I’ve already said in The Four Things You Need To Know what I consider to be essential for telling a good story:

  • What does my character want?
  • Why does my character want that thing?
  • What is my character’s plan to get this thing?
  • What will happen if this particular plan doesn’t work?

I think it’s INCREDIBLY difficult to write engaging stuff if you are attempting to keep one of these factors a secret. Though it is worth mentioning that not necessarily ALL characters’ motives need to be evident from the get go. In a current piece I’m working on, I have a protagonist with a relatively straightforward mission while the antagonist has goals and plans far more sinister than they first appear. In general, I think it’s pretty much always easier to make the situation mysterious rather than making your main characters mysterious. If your audience knows enough about your protagonist to become invested in them, they’ll care when that character wanders into a mysterious house and we’re unsure what will happen next.

I also think this is another issue where you’re better off picking one extreme and then sticking to it. I’ve enjoyed some movies that falsely lured me into believing I was watching a formulaic, predictable story only to throw in a twist at the very end (Disney’s Frozen is a great example of this).

On the other end of the spectrum, we have one of my favorite films of recent memory, Bad Times at the El Royale. This one avoids giving you any background info until the exact moment that the story requires it to move forward. You watch with this constant feeling that anything can happen at any moment. There’s a confidence in the mysteries being laid out, as if the writer says “I know I’m not explaining much, but trust me. It’ll all be worth it.” Both are totally fine strategies that make for unpredictable movies.

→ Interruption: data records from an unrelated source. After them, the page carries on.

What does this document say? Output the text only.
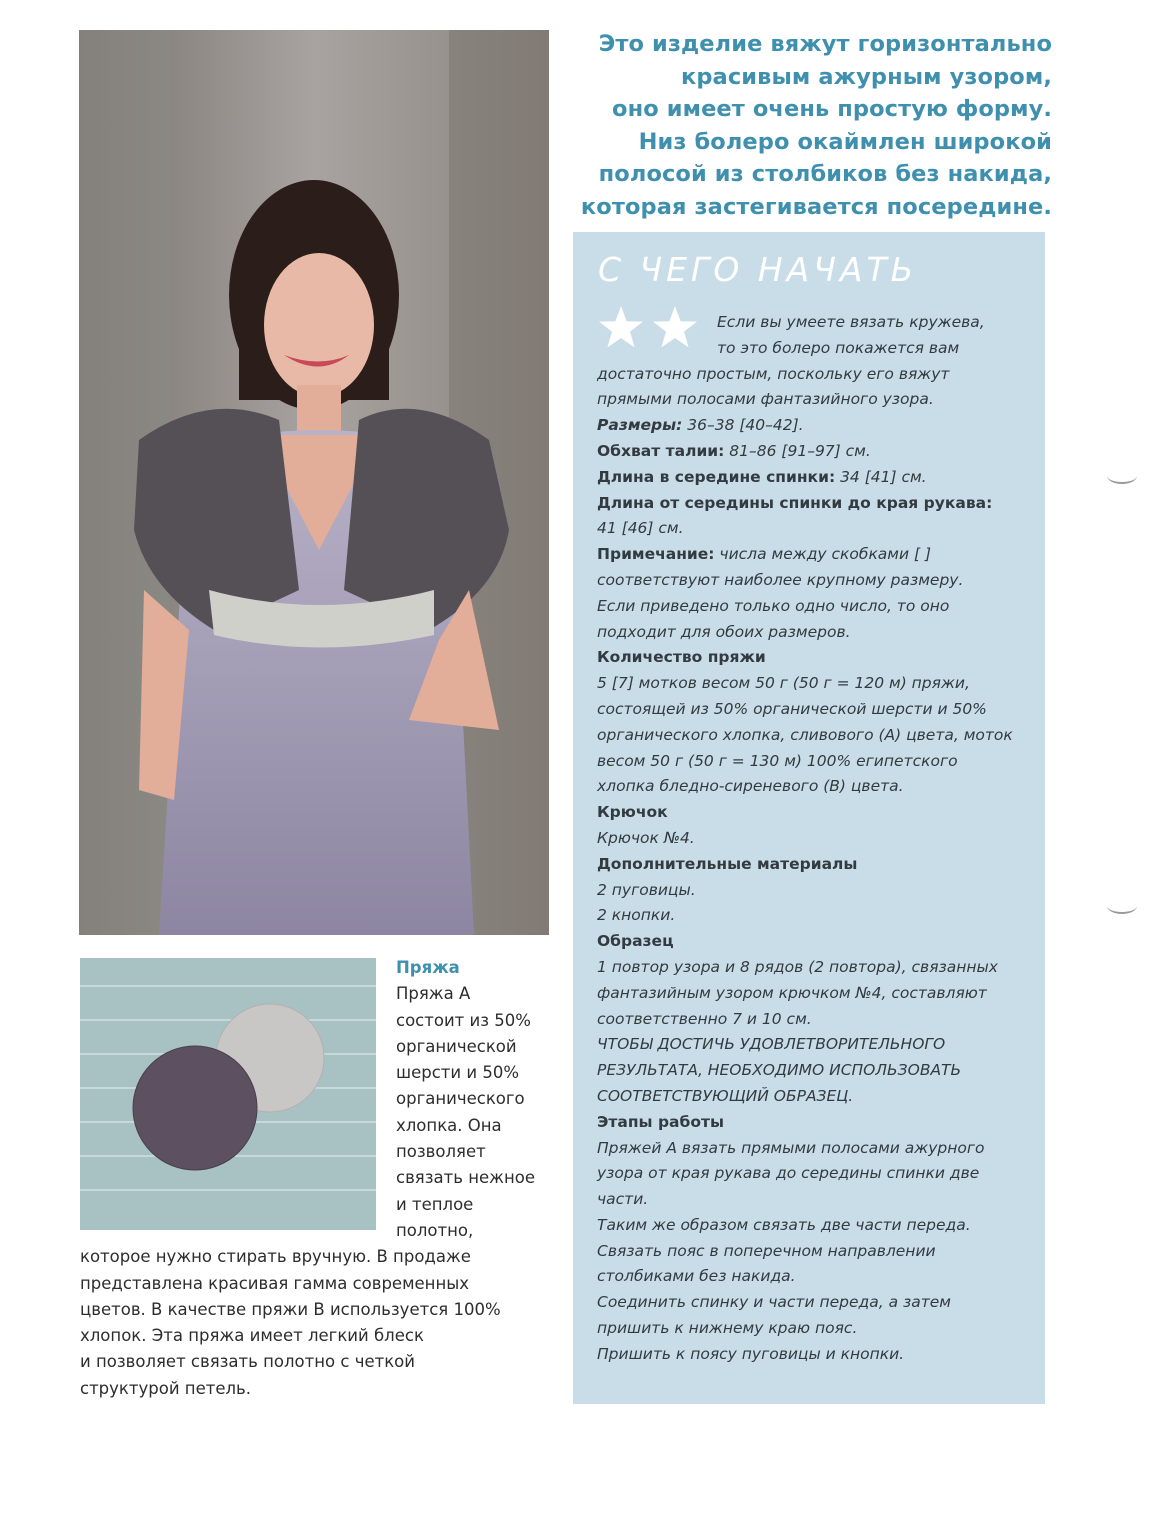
Это изделие вяжут горизонтально
красивым ажурным узором,
оно имеет очень простую форму.
Низ болеро окаймлен широкой
полосой из столбиков без накида,
которая застегивается посередине.
С ЧЕГО НАЧАТЬ
Если вы умеете вязать кружева,
то это болеро покажется вам
достаточно простым, поскольку его вяжут
прямыми полосами фантазийного узора.
Размеры: 36–38 [40–42].
Обхват талии: 81–86 [91–97] см.
Длина в середине спинки: 34 [41] см.
Длина от середины спинки до края рукава:
41 [46] см.
Примечание: числа между скобками [ ]
соответствуют наиболее крупному размеру.
Если приведено только одно число, то оно
подходит для обоих размеров.
Количество пряжи
5 [7] мотков весом 50 г (50 г = 120 м) пряжи,
состоящей из 50% органической шерсти и 50%
органического хлопка, сливового (А) цвета, моток
весом 50 г (50 г = 130 м) 100% египетского
хлопка бледно-сиреневого (В) цвета.
Крючок
Крючок №4.
Дополнительные материалы
2 пуговицы.
2 кнопки.
Образец
1 повтор узора и 8 рядов (2 повтора), связанных
фантазийным узором крючком №4, составляют
соответственно 7 и 10 см.
ЧТОБЫ ДОСТИЧЬ УДОВЛЕТВОРИТЕЛЬНОГО
РЕЗУЛЬТАТА, НЕОБХОДИМО ИСПОЛЬЗОВАТЬ
СООТВЕТСТВУЮЩИЙ ОБРАЗЕЦ.
Этапы работы
Пряжей А вязать прямыми полосами ажурного
узора от края рукава до середины спинки две
части.
Таким же образом связать две части переда.
Связать пояс в поперечном направлении
столбиками без накида.
Соединить спинку и части переда, а затем
пришить к нижнему краю пояс.
Пришить к поясу пуговицы и кнопки.
Пряжа
Пряжа А
состоит из 50%
органической
шерсти и 50%
органического
хлопка. Она
позволяет
связать нежное
и теплое
полотно,
которое нужно стирать вручную. В продаже
представлена красивая гамма современных
цветов. В качестве пряжи В используется 100%
хлопок. Эта пряжа имеет легкий блеск
и позволяет связать полотно с четкой
структурой петель.
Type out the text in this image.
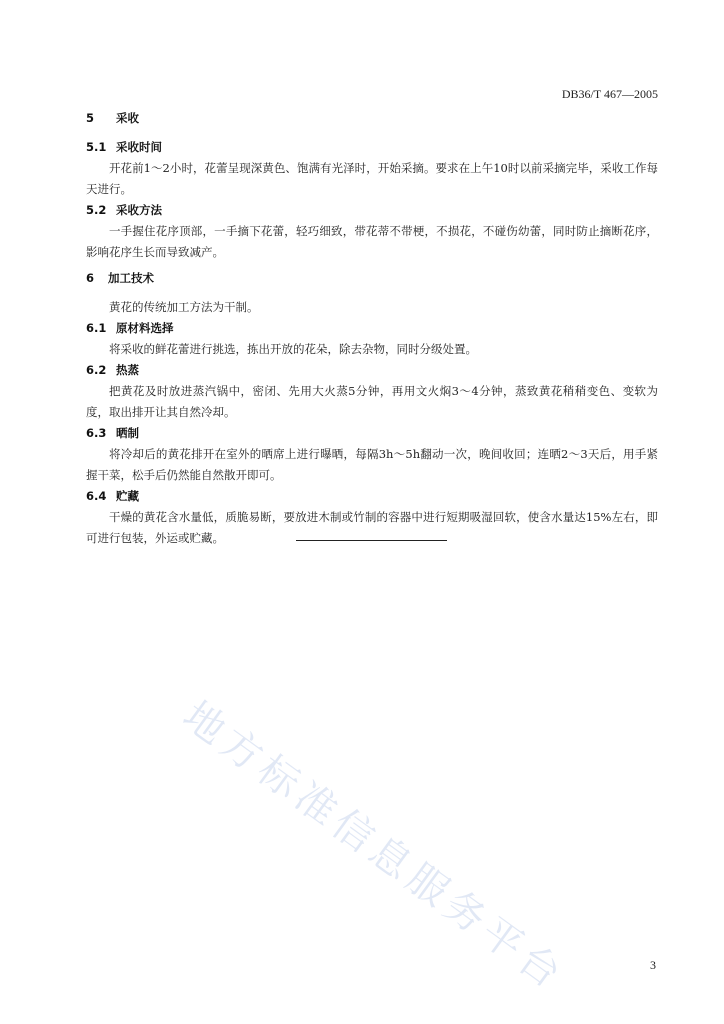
DB36/T 467—2005
5 采收
5.1 采收时间
开花前1～2小时，花蕾呈现深黄色、饱满有光泽时，开始采摘。要求在上午10时以前采摘完毕，采收工作每天进行。
5.2 采收方法
一手握住花序顶部，一手摘下花蕾，轻巧细致，带花蒂不带梗，不损花，不碰伤幼蕾，同时防止摘断花序，影响花序生长而导致减产。
6 加工技术
黄花的传统加工方法为干制。
6.1 原材料选择
将采收的鲜花蕾进行挑选，拣出开放的花朵，除去杂物，同时分级处置。
6.2 热蒸
把黄花及时放进蒸汽锅中，密闭、先用大火蒸5分钟，再用文火焖3～4分钟，蒸致黄花稍稍变色、变软为度，取出排开让其自然冷却。
6.3 晒制
将冷却后的黄花排开在室外的晒席上进行曝晒，每隔3h～5h翻动一次，晚间收回；连晒2～3天后，用手紧握干菜，松手后仍然能自然散开即可。
6.4 贮藏
干燥的黄花含水量低，质脆易断，要放进木制或竹制的容器中进行短期吸湿回软，使含水量达15%左右，即可进行包装，外运或贮藏。
地方标准信息服务平台	3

What doesn’t work though are those stories that give you a lot of information, except it’s not all that relevant, or at least not relevant right now. While it’s kinda an apples-to-oranges comparison because this is a series instead of a film, American Horror Story: Murder House has this issue for me. I will grant you that the season is unpredictable, but it also gives you a fair amount of information that either doesn’t really need to be there at all or won’t be relevant for several more episodes. There were enough plot points on the table that I felt like I SHOULD be able to piece them together into a story and got confused and pissed off when I couldn’t. I got even MORE confused and pissed off when I reached the end of the season and realized just how much of it was pointless diversions. All the while the writing failed to give me information it probably SHOULD have given me. I wasn’t emotionally invested in most of the main characters and this was largely because every episode spent a fair amount of time on less relevant characters in an attempt to establish mystery.

Not every script really NEEDS a super dramatic plot twist, but it does need just enough mystery to make us say “hmm, I don’t know what will happen next but I want to.” When writing your script, ask yourself at the end of each scene “have I established a question about what will happen in another scene?” But also make sure you’ve made your characters interesting enough that people care enough to ask.